Australian gridiron football player (born 1997)

Jesse Mirco (born 28 January 1997) is an Australian gridiron football punter. He was most recently a member of the Hamilton Tiger-Cats of the Canadian Football League (CFL). He played college football for the Vanderbilt Commodores and Ohio State Buckeyes.

==Early life==
Mirco attended ProKick Australia and was rated as a three-star recruit and the number five punter by 247Sports. Mirco committed to play college football at the Ohio State University.

==College career==
===Ohio State===
Mirco entered the 2021 season as the Buckeyes starting punter at the age of 24. In week 2, he punted three times, where all three were downed inside the 20 yard line, while two were downed at the one-yard line. Mirco finished the 2021 season with 31 punts for 1,310 yards. In week 5 of the 2022 season, he converted a fake punt where he ran for 22 yards in a win over Rutgers. In week 10, Mirco punted seven times for 352 yards with an average of 50.4 yards, including two punts over 50 yards, and downed a punt inside the five-yard line. He finished the 2022 season with 49 punts for 2,223 yards and an average of 45.4 yards per punt, earning all-Big Ten Conference honorable mention. Mirco was one of the ten semifinalists for the Ray Guy Award. For the 2023 season, Mirco was named to the Ray Guy Award watchlist.
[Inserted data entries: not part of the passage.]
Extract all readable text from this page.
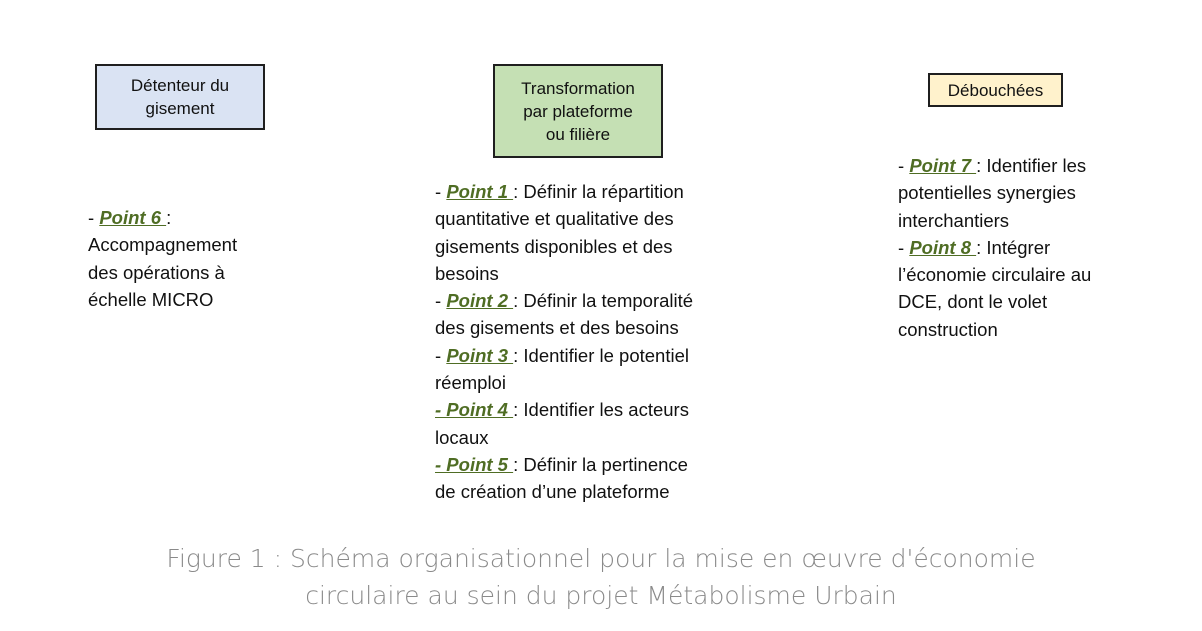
Détenteur du
gisement
Transformation
par plateforme
ou filière
Débouchées
- Point 6 :
Accompagnement
des opérations à
échelle MICRO
- Point 1 : Définir la répartition
quantitative et qualitative des
gisements disponibles et des
besoins
- Point 2 : Définir la temporalité
des gisements et des besoins
- Point 3 : Identifier le potentiel
réemploi
- Point 4 : Identifier les acteurs
locaux
- Point 5 : Définir la pertinence
de création d’une plateforme
- Point 7 : Identifier les
potentielles synergies
interchantiers
- Point 8 : Intégrer
l’économie circulaire au
DCE, dont le volet
construction
Figure 1 : Schéma organisationnel pour la mise en œuvre d'économie
circulaire au sein du projet Métabolisme Urbain
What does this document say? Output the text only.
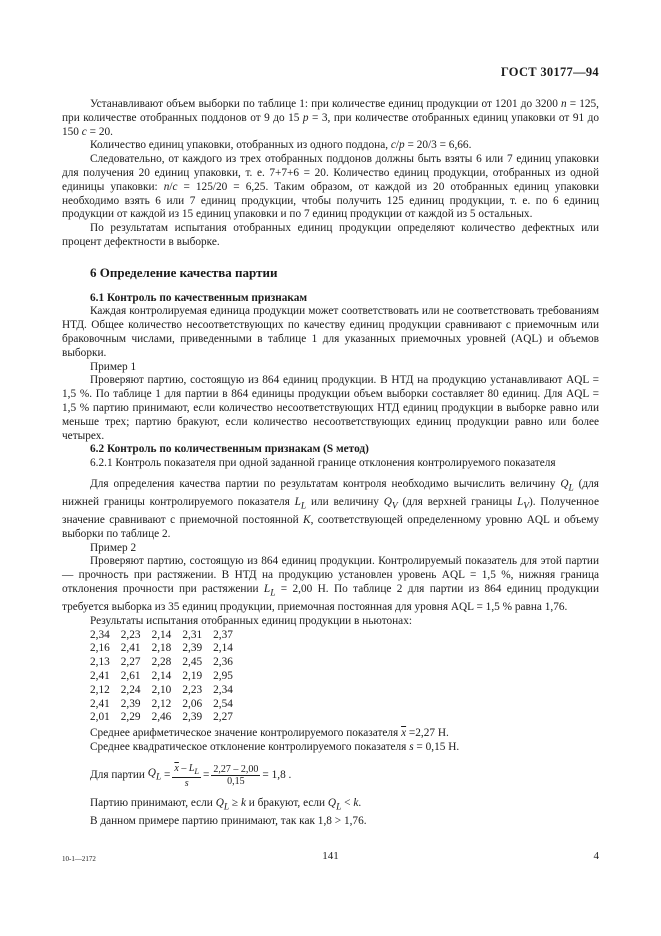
ГОСТ 30177—94

Устанавливают объем выборки по таблице 1: при количестве единиц продукции от 1201 до 3200 n = 125, при количестве отобранных поддонов от 9 до 15 p = 3, при количестве отобранных единиц упаковки от 91 до 150 c = 20.

Количество единиц упаковки, отобранных из одного поддона, c/p = 20/3 = 6,66.

Следовательно, от каждого из трех отобранных поддонов должны быть взяты 6 или 7 единиц упаковки для получения 20 единиц упаковки, т. е. 7+7+6 = 20. Количество единиц продукции, отобранных из одной единицы упаковки: n/c = 125/20 = 6,25. Таким образом, от каждой из 20 отобранных единиц упаковки необходимо взять 6 или 7 единиц продукции, чтобы получить 125 единиц продукции, т. е. по 6 единиц продукции от каждой из 15 единиц упаковки и по 7 единиц продукции от каждой из 5 остальных.

По результатам испытания отобранных единиц продукции определяют количество дефектных или процент дефектности в выборке.

6 Определение качества партии
6.1 Контроль по качественным признакам

Каждая контролируемая единица продукции может соответствовать или не соответствовать требованиям НТД. Общее количество несоответствующих по качеству единиц продукции сравнивают с приемочным или браковочным числами, приведенными в таблице 1 для указанных приемочных уровней (AQL) и объемов выборки.

Пример 1

Проверяют партию, состоящую из 864 единиц продукции. В НТД на продукцию устанавливают AQL = 1,5 %. По таблице 1 для партии в 864 единицы продукции объем выборки составляет 80 единиц. Для AQL = 1,5 % партию принимают, если количество несоответствующих НТД единиц продукции в выборке равно или меньше трех; партию бракуют, если количество несоответствующих единиц продукции равно или более четырех.

6.2 Контроль по количественным признакам (S метод)

6.2.1 Контроль показателя при одной заданной границе отклонения контролируемого показателя

Для определения качества партии по результатам контроля необходимо вычислить величину $Q_L$ (для нижней границы контролируемого показателя $L_L$ или величину $Q_V$ (для верхней границы $L_V$). Полученное значение сравнивают с приемочной постоянной K, соответствующей определенному уровню AQL и объему выборки по таблице 2.

Пример 2

Проверяют партию, состоящую из 864 единиц продукции. Контролируемый показатель для этой партии — прочность при растяжении. В НТД на продукцию установлен уровень AQL = 1,5 %, нижняя граница отклонения прочности при растяжении $L_L = 2,00$ Н. По таблице 2 для партии из 864 единиц продукции требуется выборка из 35 единиц продукции, приемочная постоянная для уровня AQL = 1,5 % равна 1,76.

Результаты испытания отобранных единиц продукции в ньютонах:
2,34	2,23	2,14	2,31	2,37
2,16	2,41	2,18	2,39	2,14
2,13	2,27	2,28	2,45	2,36
2,41	2,61	2,14	2,19	2,95
2,12	2,24	2,10	2,23	2,34
2,41	2,39	2,12	2,06	2,54
2,01	2,29	2,46	2,39	2,27
Среднее арифметическое значение контролируемого показателя $\overline{x} =2,27$ Н.
Среднее квадратическое отклонение контролируемого показателя s = 0,15 Н.
Для партии
$Q_L = \frac{\overline{x} - L_L}{s} = \frac{2,27 - 2,00}{0,15} = 1,8$ .
Партию принимают, если $Q_L \ge k$ и бракуют, если $Q_L < k$.
В данном примере партию принимают, так как 1,8 > 1,76.
10-1—2172	141	4
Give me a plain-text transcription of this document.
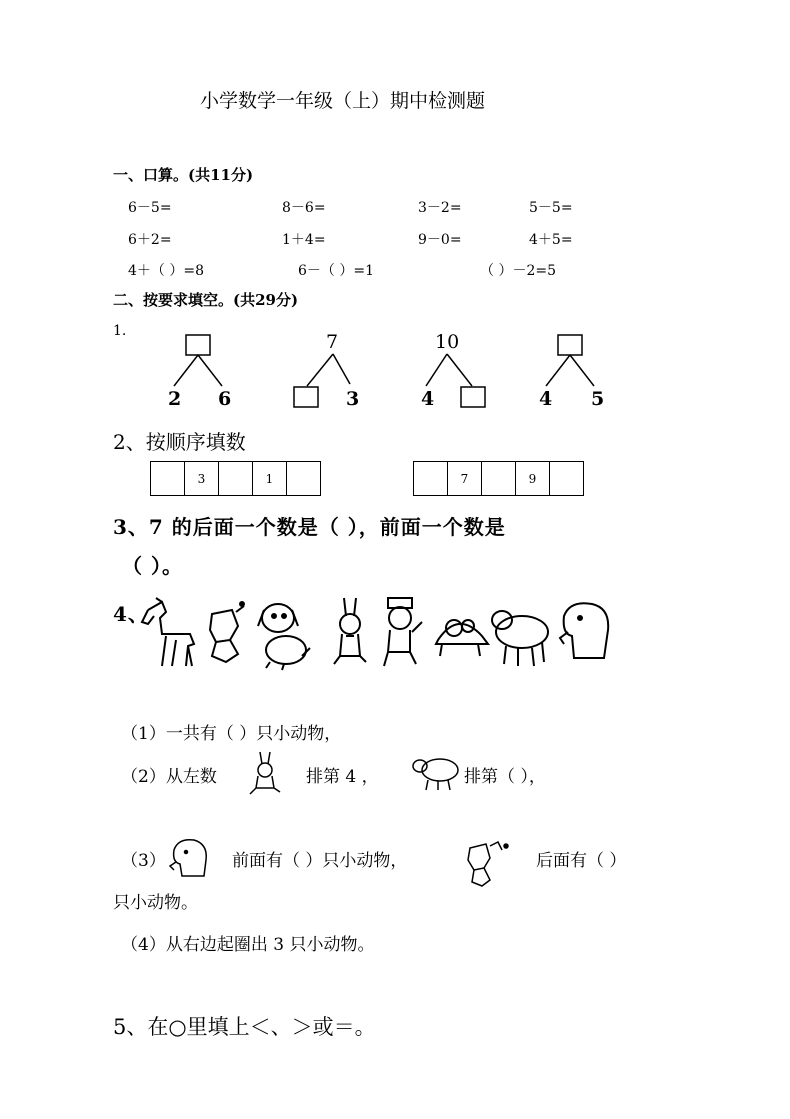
小学数学一年级（上）期中检测题
一、口算。(共11分)
6－5=	8－6=	3－2=	5－5=
6＋2=	1＋4=	9－0=	4＋5=
4＋（ ）=8	6－（ ）=1	（ ）－2=5
二、按要求填空。(共29分)
1.	7	10
2 6	3	4	4 5
2、按顺序填数
3	1	7	9
3、7 的后面一个数是（ ），前面一个数是
（ ）。
4、
（1）一共有（ ）只小动物，
（2）从左数	排第 4 ，	排第（ ），
（3）	前面有（ ）只小动物，	后面有（ ）
只小动物。
（4）从右边起圈出 3 只小动物。
5、在○里填上＜、＞或＝。
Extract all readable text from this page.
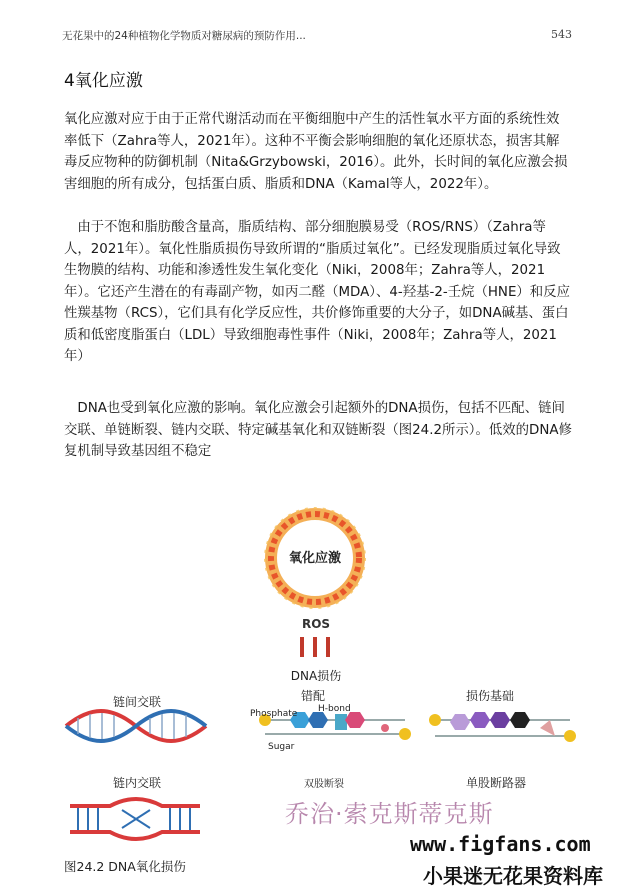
无花果中的24种植物化学物质对糖尿病的预防作用...	543
4氧化应激
氧化应激对应于由于正常代谢活动而在平衡细胞中产生的活性氧水平方面的系统性效率低下（Zahra等人，2021年）。这种不平衡会影响细胞的氧化还原状态，损害其解毒反应物种的防御机制（Nita&Grzybowski，2016）。此外，长时间的氧化应激会损害细胞的所有成分，包括蛋白质、脂质和DNA（Kamal等人，2022年）。
由于不饱和脂肪酸含量高，脂质结构、部分细胞膜易受（ROS/RNS）（Zahra等人，2021年）。氧化性脂质损伤导致所谓的“脂质过氧化”。已经发现脂质过氧化导致生物膜的结构、功能和渗透性发生氧化变化（Niki，2008年；Zahra等人，2021年）。它还产生潜在的有毒副产物，如丙二醛（MDA）、4-羟基-2-壬烷（HNE）和反应性羰基物（RCS），它们具有化学反应性，共价修饰重要的大分子，如DNA碱基、蛋白质和低密度脂蛋白（LDL）导致细胞毒性事件（Niki，2008年；Zahra等人，2021年）
DNA也受到氧化应激的影响。氧化应激会引起额外的DNA损伤，包括不匹配、链间交联、单链断裂、链内交联、特定碱基氧化和双链断裂（图24.2所示）。低效的DNA修复机制导致基因组不稳定
氧化应激
ROS
DNA损伤
链间交联	错配	损伤基础
Phosphate H-bond
Sugar
链内交联	双股断裂	单股断路器
乔治·索克斯蒂克斯
www.figfans.com
小果迷无花果资料库
图24.2 DNA氧化损伤
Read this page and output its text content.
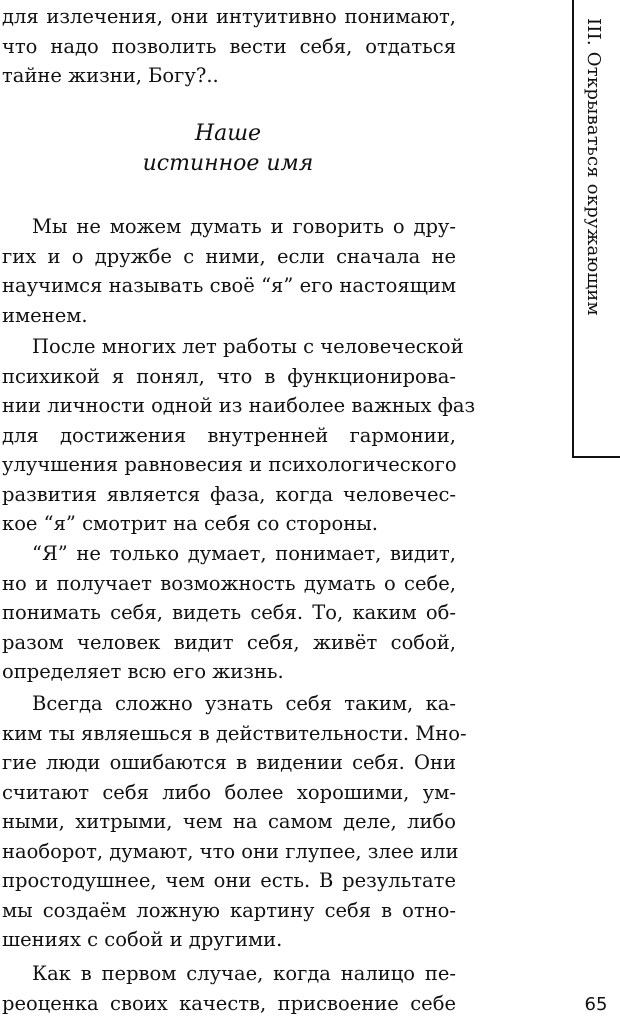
для излечения, они интуитивно понимают,
что надо позволить вести себя, отдаться
тайне жизни, Богу?..
Наше
истинное имя
Мы не можем думать и говорить о дру-
гих и о дружбе с ними, если сначала не
научимся называть своё “я” его настоящим
именем.
После многих лет работы с человеческой
психикой я понял, что в функционирова-
нии личности одной из наиболее важных фаз
для достижения внутренней гармонии,
улучшения равновесия и психологического
развития является фаза, когда человечес-
кое “я” смотрит на себя со стороны.
“Я” не только думает, понимает, видит,
но и получает возможность думать о себе,
понимать себя, видеть себя. То, каким об-
разом человек видит себя, живёт собой,
определяет всю его жизнь.
Всегда сложно узнать себя таким, ка-
ким ты являешься в действительности. Мно-
гие люди ошибаются в видении себя. Они
считают себя либо более хорошими, ум-
ными, хитрыми, чем на самом деле, либо
наоборот, думают, что они глупее, злее или
простодушнее, чем они есть. В результате
мы создаём ложную картину себя в отно-
шениях с собой и другими.
Как в первом случае, когда налицо пе-
реоценка своих качеств, присвоение себе
III. Открываться окружающим
65
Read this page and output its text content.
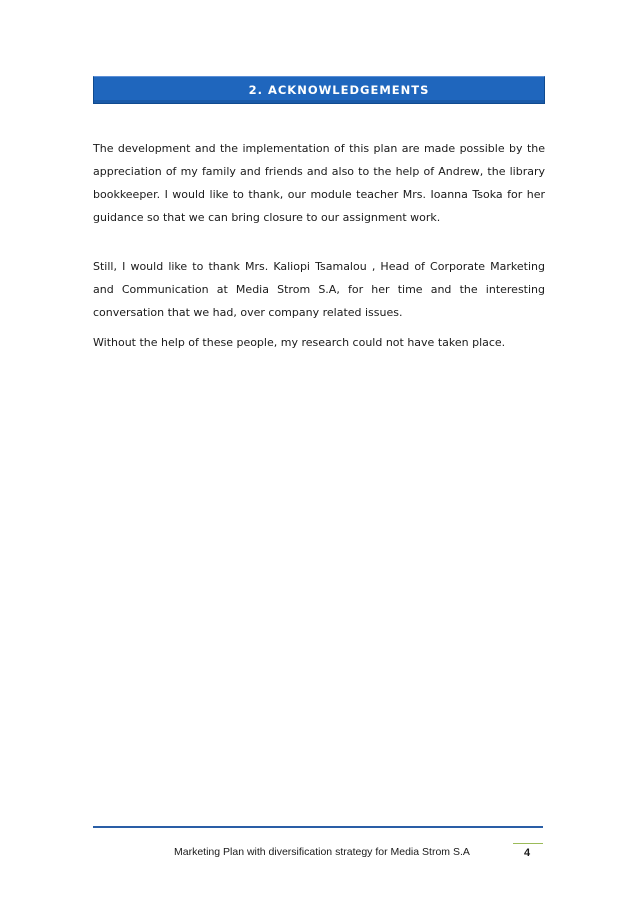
2. ACKNOWLEDGEMENTS

The development and the implementation of this plan are made possible by the appreciation of my family and friends and also to the help of Andrew, the library bookkeeper. I would like to thank, our module teacher Mrs. Ioanna Tsoka for her guidance so that we can bring closure to our assignment work.

Still, I would like to thank Mrs. Kaliopi Tsamalou , Head of Corporate Marketing and Communication at Media Strom S.A, for her time and the interesting conversation that we had, over company related issues.

Without the help of these people, my research could not have taken place.

Marketing Plan with diversification strategy for Media Strom S.A	4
On 30 December 2023, shortly after playing in the 2023 Cotton Bowl, Mirco announced that he would enter the transfer portal.

===Vanderbilt===
On 3 January 2024, Mirco announced he would be transferring to Vanderbilt.
At Vanderbilt he earned All SEC Honors in 2024.

==Professional career==
===Saskatchewan Roughriders===
Mirco went undrafted in the 2025 NFL draft but was drafted by the Saskatchewan Roughriders of the Canadian Football League in the 2nd round (15th overall) of the 2025 CFL global draft. He later signed with the Roughriders on 17 September 2025. He made his professional debut on 27 September 2025, against the Edmonton Elks where he had four punts with a 52.3-yard average. He played in the last five games of the regular season where he punted 28 times with a 47.4-yard average. He also played in both post-season games, including the 112th Grey Cup where he had six punts for a 49.3-yard average and scored one single in the team's victory over the Montreal Alouettes.

On May 30, 2026, Mirco was released by the Roughriders as part of final roster cuts.

===Hamilton Tiger-Cats===
On 23 July 2026, it was announced that Mirco had signed with the Hamilton Tiger-Cats. He remained on the practice roster until his release on 1 September 2026.